There is much talk about the looming gap between the opportunities being created by big data and finding workers with the right skills and expertise to fill these positions. A recent study by Gartner predicts that by 2015, 4.4 million IT jobs globally will be created to support big data opportunities within brands.

With these opportunities come challenges, not least how you use the data in a responsible way without alienating the customers you are hoping to offer better services and products to. This has led some to suggest brands need a Big Data Ethicist, charged with ensuring data is used in a responsible and ethical way.

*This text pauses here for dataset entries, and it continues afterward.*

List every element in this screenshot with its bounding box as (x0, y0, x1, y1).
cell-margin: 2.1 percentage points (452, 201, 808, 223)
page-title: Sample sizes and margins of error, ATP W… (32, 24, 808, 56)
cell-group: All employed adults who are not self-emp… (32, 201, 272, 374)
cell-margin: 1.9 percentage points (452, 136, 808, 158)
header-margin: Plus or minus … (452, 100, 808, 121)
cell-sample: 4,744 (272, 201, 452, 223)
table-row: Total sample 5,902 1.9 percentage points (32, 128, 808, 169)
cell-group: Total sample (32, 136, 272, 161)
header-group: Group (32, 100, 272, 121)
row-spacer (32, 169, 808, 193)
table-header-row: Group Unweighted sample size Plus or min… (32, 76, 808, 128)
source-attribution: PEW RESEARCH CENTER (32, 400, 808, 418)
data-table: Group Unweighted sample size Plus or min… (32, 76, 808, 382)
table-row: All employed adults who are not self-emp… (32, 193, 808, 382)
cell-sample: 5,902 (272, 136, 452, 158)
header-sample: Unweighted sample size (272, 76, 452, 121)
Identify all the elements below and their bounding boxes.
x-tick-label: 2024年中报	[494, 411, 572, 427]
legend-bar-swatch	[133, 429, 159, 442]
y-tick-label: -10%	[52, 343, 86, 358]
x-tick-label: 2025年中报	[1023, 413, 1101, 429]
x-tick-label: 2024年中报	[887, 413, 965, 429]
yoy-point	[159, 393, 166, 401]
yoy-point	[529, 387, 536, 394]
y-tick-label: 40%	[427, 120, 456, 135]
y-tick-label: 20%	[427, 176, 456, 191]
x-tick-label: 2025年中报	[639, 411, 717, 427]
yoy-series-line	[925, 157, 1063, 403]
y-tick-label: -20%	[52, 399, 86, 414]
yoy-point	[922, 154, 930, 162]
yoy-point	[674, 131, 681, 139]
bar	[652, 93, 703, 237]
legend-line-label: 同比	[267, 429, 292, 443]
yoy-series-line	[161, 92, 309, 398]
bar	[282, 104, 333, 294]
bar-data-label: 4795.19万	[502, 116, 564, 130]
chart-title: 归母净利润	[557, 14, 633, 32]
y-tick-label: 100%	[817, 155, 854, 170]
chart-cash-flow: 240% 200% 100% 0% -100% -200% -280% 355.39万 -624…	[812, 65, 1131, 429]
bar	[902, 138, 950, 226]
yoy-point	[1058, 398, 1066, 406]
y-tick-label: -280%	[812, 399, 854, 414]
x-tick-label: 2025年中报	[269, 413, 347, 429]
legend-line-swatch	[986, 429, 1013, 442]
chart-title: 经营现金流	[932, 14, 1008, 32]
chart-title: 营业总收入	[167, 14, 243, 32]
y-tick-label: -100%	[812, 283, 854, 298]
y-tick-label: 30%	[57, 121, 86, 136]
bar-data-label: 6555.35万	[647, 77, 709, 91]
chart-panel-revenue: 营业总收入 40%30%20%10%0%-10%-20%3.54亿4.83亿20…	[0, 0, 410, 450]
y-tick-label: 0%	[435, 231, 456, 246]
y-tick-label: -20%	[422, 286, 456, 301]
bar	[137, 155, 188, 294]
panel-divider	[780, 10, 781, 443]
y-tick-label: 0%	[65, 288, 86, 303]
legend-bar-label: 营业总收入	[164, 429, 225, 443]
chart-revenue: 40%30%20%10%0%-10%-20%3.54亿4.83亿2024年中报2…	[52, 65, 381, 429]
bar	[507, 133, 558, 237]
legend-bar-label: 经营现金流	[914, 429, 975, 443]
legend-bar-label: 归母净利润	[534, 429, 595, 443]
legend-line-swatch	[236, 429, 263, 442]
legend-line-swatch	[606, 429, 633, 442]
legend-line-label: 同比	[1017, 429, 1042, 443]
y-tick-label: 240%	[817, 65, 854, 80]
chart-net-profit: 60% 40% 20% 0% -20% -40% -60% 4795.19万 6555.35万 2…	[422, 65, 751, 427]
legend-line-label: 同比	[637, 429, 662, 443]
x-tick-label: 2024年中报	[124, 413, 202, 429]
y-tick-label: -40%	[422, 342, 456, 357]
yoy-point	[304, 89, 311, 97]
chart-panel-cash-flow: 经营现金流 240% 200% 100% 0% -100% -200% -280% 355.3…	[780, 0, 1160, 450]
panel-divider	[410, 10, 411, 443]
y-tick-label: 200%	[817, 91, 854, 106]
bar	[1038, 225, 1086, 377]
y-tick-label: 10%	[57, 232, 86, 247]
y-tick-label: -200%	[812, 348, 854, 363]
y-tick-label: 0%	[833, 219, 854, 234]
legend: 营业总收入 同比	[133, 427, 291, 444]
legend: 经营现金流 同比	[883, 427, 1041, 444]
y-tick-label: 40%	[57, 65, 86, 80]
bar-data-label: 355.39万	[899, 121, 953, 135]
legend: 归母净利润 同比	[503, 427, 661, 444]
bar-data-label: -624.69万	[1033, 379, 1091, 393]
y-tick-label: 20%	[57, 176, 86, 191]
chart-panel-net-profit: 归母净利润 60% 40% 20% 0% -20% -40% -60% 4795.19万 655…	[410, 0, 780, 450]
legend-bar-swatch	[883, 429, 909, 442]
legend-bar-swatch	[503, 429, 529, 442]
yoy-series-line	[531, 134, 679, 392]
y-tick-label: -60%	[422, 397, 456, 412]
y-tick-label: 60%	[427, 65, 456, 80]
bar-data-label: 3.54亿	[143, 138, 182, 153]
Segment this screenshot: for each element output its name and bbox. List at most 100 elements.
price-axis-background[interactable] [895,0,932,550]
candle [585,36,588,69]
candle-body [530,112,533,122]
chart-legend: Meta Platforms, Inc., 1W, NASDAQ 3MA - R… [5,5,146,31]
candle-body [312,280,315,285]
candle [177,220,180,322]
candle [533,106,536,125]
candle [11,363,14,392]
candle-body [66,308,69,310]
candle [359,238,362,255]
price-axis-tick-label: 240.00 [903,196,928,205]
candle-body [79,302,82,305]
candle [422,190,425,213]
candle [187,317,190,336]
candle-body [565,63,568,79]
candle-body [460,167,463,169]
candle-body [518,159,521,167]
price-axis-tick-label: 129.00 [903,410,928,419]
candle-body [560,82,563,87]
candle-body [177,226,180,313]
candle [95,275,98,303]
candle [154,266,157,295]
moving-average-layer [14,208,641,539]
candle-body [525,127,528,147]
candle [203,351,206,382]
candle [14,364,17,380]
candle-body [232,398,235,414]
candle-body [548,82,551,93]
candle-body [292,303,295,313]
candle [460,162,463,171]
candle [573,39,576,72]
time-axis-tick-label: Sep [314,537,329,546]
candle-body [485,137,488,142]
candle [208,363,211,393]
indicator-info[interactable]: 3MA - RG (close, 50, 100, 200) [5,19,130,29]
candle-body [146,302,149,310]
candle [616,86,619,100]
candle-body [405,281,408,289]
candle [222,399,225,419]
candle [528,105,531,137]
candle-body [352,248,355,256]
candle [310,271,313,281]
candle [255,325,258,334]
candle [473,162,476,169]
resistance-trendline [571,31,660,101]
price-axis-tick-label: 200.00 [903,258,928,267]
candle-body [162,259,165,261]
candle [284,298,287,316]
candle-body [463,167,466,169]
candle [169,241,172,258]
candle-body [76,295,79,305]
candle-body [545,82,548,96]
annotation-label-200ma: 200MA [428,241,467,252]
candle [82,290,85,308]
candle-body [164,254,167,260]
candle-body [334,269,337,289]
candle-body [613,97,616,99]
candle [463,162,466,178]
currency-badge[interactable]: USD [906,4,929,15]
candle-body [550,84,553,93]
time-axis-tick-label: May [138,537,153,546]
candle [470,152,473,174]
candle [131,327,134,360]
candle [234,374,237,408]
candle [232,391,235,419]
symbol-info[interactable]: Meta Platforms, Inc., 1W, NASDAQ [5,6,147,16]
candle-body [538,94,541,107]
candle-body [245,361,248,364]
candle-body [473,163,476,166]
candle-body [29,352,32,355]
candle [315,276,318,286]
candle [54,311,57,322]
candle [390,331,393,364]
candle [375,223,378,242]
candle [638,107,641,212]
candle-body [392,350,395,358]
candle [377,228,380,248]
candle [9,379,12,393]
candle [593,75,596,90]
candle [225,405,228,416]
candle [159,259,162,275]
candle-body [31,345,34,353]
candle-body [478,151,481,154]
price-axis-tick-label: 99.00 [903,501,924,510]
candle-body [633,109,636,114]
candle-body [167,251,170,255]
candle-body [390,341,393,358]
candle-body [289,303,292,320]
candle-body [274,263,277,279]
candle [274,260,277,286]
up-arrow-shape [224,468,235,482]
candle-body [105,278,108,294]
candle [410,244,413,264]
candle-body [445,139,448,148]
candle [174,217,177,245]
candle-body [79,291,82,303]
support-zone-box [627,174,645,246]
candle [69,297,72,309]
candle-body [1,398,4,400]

Ways your business could be damaged by use of big data

The damage to a brand from use of big data can impact in three main ways: the brand and reputation, the relationship with customers and financial. Three simple examples of these are:

  1. Damaging the brand reputation: Target’s brand was damaged when their predictive analytics team knew about a teenage girl’s pregnancy before she could break the news to her own father. This sparked outrage about the legality of Target’s actions and many people have started questioning various companies’ marketing techniques and using their club-cards
  2. Alienating customers: TomTom, maker of popular GPS navigation devices, was forced to apologize after news that Dutch police had used data gathered from drivers TomTom devices to set speed traps up. The scandal resulted in TomTom slashing their 2011 sales figures down by $90 million and company’s CEO issuing a statement assuring customers that it would investigate how the data they sold was being used
  3. Fines: Google was hit with a $22.5 million fine for embedding software that bypassed privacy settings of millions of Apple devices in order to collect users viewing data for their direct marketing efforts.

The role of a Big Data Ethicist

The role of a Big Data Ethicist in any firm should be to build a culture in an organisation of using big data in a way that strengthens the relationship with customers, respecting their desires for privacy but helping to deliver better products and services to them. Typically a Big Data Ethicist would be responsible for:

  • Thinking through the legal consequences and implications of the data and information your company will be creating, using and publishing
  • Build customer trust over the use of your big data activities
  • Consideration of long-term, far-reaching implications of the use of big data technologies, for example a backlash from consumers over companies’ use of their data
  • Help decisions makers plan new big data activities

How might this role fit into existing roles and processes? Are brands that are experimenting with big data considering these ethical issues?